Have you heard about Twitter?

It's the hottest new social networking tool that allows people to "stay in touch" all day by exchanging frequent answers to the question "How are you doing?" (or as we say in South Philadelphia, "How ya doin'").

Try this thing to get the hang of it. The next generation will.

Less than 200 words -- so you have to keep it short.

And what are young people saying on this site? Well, they are narrating their lives -- from the meaningless to the significant and they are doing it in real time.

It's just another of the many things listeners can do other than listen to radio.

Nothing against radio, but if you've been following my observations about these young folks then you are not surprised to find they want to be active, part of the action, and it doesn't hurt if what they are doing is about them.

Twitter can be as addictive as texting.

When I told my classes that my old Italian mother used to remind me that the world isn't built around me, they would look at me in amazement.

It isn't?

Well, it may not have been for me (or you), but it revolves around the next generation in every way. It helps that they have control of the Internet and mobile media -- and they've mastered it.

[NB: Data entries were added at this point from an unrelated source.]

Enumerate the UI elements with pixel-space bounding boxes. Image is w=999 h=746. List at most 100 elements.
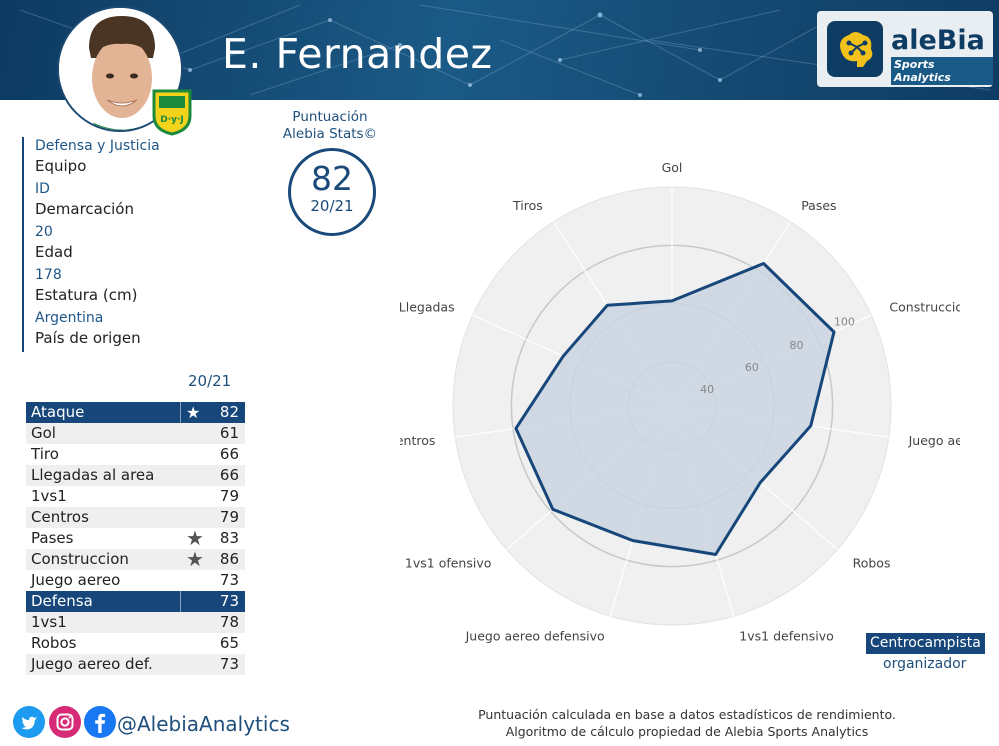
radar-axis-label: Llegadas	[400, 300, 455, 315]
brand-subtitle: Sports Analytics	[891, 57, 993, 85]
radar-axis-label: Gol	[662, 160, 683, 175]
stat-name: Llegadas al area	[31, 466, 155, 484]
radar-axis-label: Juego aereo defensivo	[465, 628, 605, 643]
facebook-icon[interactable]	[84, 706, 116, 738]
stat-name: Centros	[31, 508, 89, 526]
star-icon: ★	[186, 403, 201, 422]
info-team: Defensa y Justicia Equipo	[35, 137, 222, 176]
radar-axis-label: Tiros	[512, 198, 543, 213]
table-season: 20/21	[188, 372, 232, 390]
info-value: 178	[35, 267, 62, 283]
star-icon: ★	[186, 526, 204, 550]
stat-value: 66	[219, 445, 239, 463]
info-label: Estatura (cm)	[35, 286, 138, 304]
info-value: Defensa y Justicia	[35, 138, 160, 154]
stat-name: Defensa	[31, 592, 93, 610]
stat-value: 66	[219, 466, 239, 484]
stat-value: 61	[219, 424, 239, 442]
radar-axis-label: Construccion	[889, 300, 960, 315]
stat-value: 86	[219, 550, 239, 568]
info-label: Demarcación	[35, 200, 134, 218]
stat-value: 82	[219, 403, 239, 421]
table-row: 1vs1 79	[26, 486, 245, 507]
info-country: Argentina País de origen	[35, 309, 222, 348]
stat-value: 78	[219, 613, 239, 631]
brand-logo: aleBia Sports Analytics	[817, 11, 993, 87]
info-label: Equipo	[35, 157, 87, 175]
player-name: E. Fernandez	[222, 30, 493, 78]
column-divider	[180, 591, 181, 612]
info-height: 178 Estatura (cm)	[35, 266, 222, 305]
stat-value: 73	[219, 571, 239, 589]
table-row: Llegadas al area 66	[26, 465, 245, 486]
player-info: Defensa y Justicia Equipo ID Demarcación…	[22, 137, 222, 352]
radar-tick-label: 100	[834, 316, 855, 329]
radar-tick-label: 40	[700, 383, 714, 396]
footer-note: Puntuación calculada en base a datos est…	[420, 706, 954, 740]
brain-logo-icon	[827, 21, 883, 77]
radar-series-area	[514, 262, 836, 556]
info-value: Argentina	[35, 310, 104, 326]
footer-line1: Puntuación calculada en base a datos est…	[478, 707, 896, 722]
info-value: ID	[35, 181, 50, 197]
table-row: 1vs1 78	[26, 612, 245, 633]
stat-value: 83	[219, 529, 239, 547]
radar-chart: 40 60 80 100 Gol Pases Construccion Juego aereo…	[400, 160, 960, 643]
star-icon: ★	[186, 547, 204, 571]
radar-tick-label: 60	[745, 361, 759, 374]
table-row: Gol 61	[26, 423, 245, 444]
info-age: 20 Edad	[35, 223, 222, 262]
stat-value: 79	[219, 508, 239, 526]
column-divider	[180, 402, 181, 423]
score-title: Puntuación Alebia Stats©	[270, 109, 390, 143]
score-title-line1: Puntuación	[292, 109, 368, 125]
table-row: Centros 79	[26, 507, 245, 528]
footer-line2: Algoritmo de cálculo propiedad de Alebia…	[505, 724, 869, 739]
stat-name: Ataque	[31, 403, 85, 421]
table-section-header: Ataque ★ 82	[26, 402, 245, 423]
radar-axis-label: Robos	[853, 556, 891, 571]
stat-name: 1vs1	[31, 487, 67, 505]
svg-text:D·y·J: D·y·J	[160, 115, 184, 125]
stat-value: 65	[219, 634, 239, 652]
score-season: 20/21	[310, 197, 354, 215]
score-value: 82	[311, 159, 353, 198]
stat-name: Juego aereo	[31, 571, 121, 589]
team-crest-icon: D·y·J	[151, 88, 193, 136]
stat-name: Pases	[31, 529, 74, 547]
stat-name: Gol	[31, 424, 56, 442]
table-row: Pases ★ 83	[26, 528, 245, 549]
social-handle[interactable]: @AlebiaAnalytics	[117, 712, 290, 736]
role-badge: Centrocampista	[866, 633, 985, 654]
instagram-icon[interactable]	[49, 706, 81, 738]
score-title-line2: Alebia Stats©	[282, 126, 378, 142]
radar-axis-label: Pases	[801, 198, 836, 213]
stat-value: 73	[219, 655, 239, 673]
stat-name: Construccion	[31, 550, 129, 568]
stat-name: Juego aereo def.	[31, 655, 153, 673]
stats-table: Ataque ★ 82 Gol 61 Tiro 66 Llegadas al area 66 1v…	[26, 402, 245, 675]
radar-axis-label: 1vs1 ofensivo	[405, 556, 491, 571]
info-label: Edad	[35, 243, 73, 261]
radar-axis-label: Centros	[400, 433, 435, 448]
radar-tick-label: 80	[790, 339, 804, 352]
table-row: Tiro 66	[26, 444, 245, 465]
stat-value: 73	[219, 592, 239, 610]
radar-axis-label: 1vs1 defensivo	[739, 628, 833, 643]
stat-name: Tiro	[31, 445, 59, 463]
table-row: Juego aereo def. 73	[26, 654, 245, 675]
table-section-header: Defensa 73	[26, 591, 245, 612]
table-row: Robos 65	[26, 633, 245, 654]
score-circle: 82 20/21	[288, 148, 376, 236]
radar-axis-label: Juego aereo	[908, 433, 960, 448]
role-subtitle: organizador	[883, 656, 967, 672]
brand-name: aleBia	[891, 25, 985, 56]
table-row: Juego aereo 73	[26, 570, 245, 591]
table-row: Construccion ★ 86	[26, 549, 245, 570]
stat-name: 1vs1	[31, 613, 67, 631]
info-label: País de origen	[35, 329, 141, 347]
stat-value: 79	[219, 487, 239, 505]
stat-name: Robos	[31, 634, 77, 652]
twitter-icon[interactable]	[13, 706, 45, 738]
info-position: ID Demarcación	[35, 180, 222, 219]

Last summer when I was vacationing on Long Beach Island at the Jersey shore, it struck me how many joggers on the beach were running with their cellphones up to their ears.

Sweaty.

Out of breath.

But in touch with someone while running -- phone held to the ear, not even bluetooth. Obviously the sound of the ocean was not enough of an attraction in our digital world.

In Arizona, when nine months a year the weather is to die for, walkers enjoy the climate with cellphones up to their ears -- and they're not always young walking with their phones to the ear.

Go to any supermarket and you have to wonder how anyone previously shopped without a cellphone. Is there a better way to ask, "what do you want me to pick up for dinner", continue socializing or doing business while loading up the shopping cart.

I know many of you like me to share insights on new trends, but my point here is that if someone could reinvent radio to be the most compelling thing the next generation ever heard, it would still have an uphill battle.

That's because increasingly the short attention span young generation and even the rest of us are getting increasingly distracted.

You can't ignore it.

I know it is blasphemy, but the fabled Randy Michaels radio motto, "the noise you can't ignore" is no longer valid. The next generation can ignore it. And they do.

None of this concerns me.

What concerns me more is if the media industry does not deal with the reality of living in today's social, technologically advanced, increasingly in the moment mobile world.

Again, cooperate with the inevitable -- don't deny it.

So, play with Twitter for a while.

Remember when I asked you to do the same thing with Facebook six months ago? And in a few more months Google is going to introduce a new social networking system that can be accessed on individual websites of all kinds -- not just Facebook or MySpace.

Obviously, to be in the communications business today we've got to master the art of social networking.

But for radio, we've got to catch up.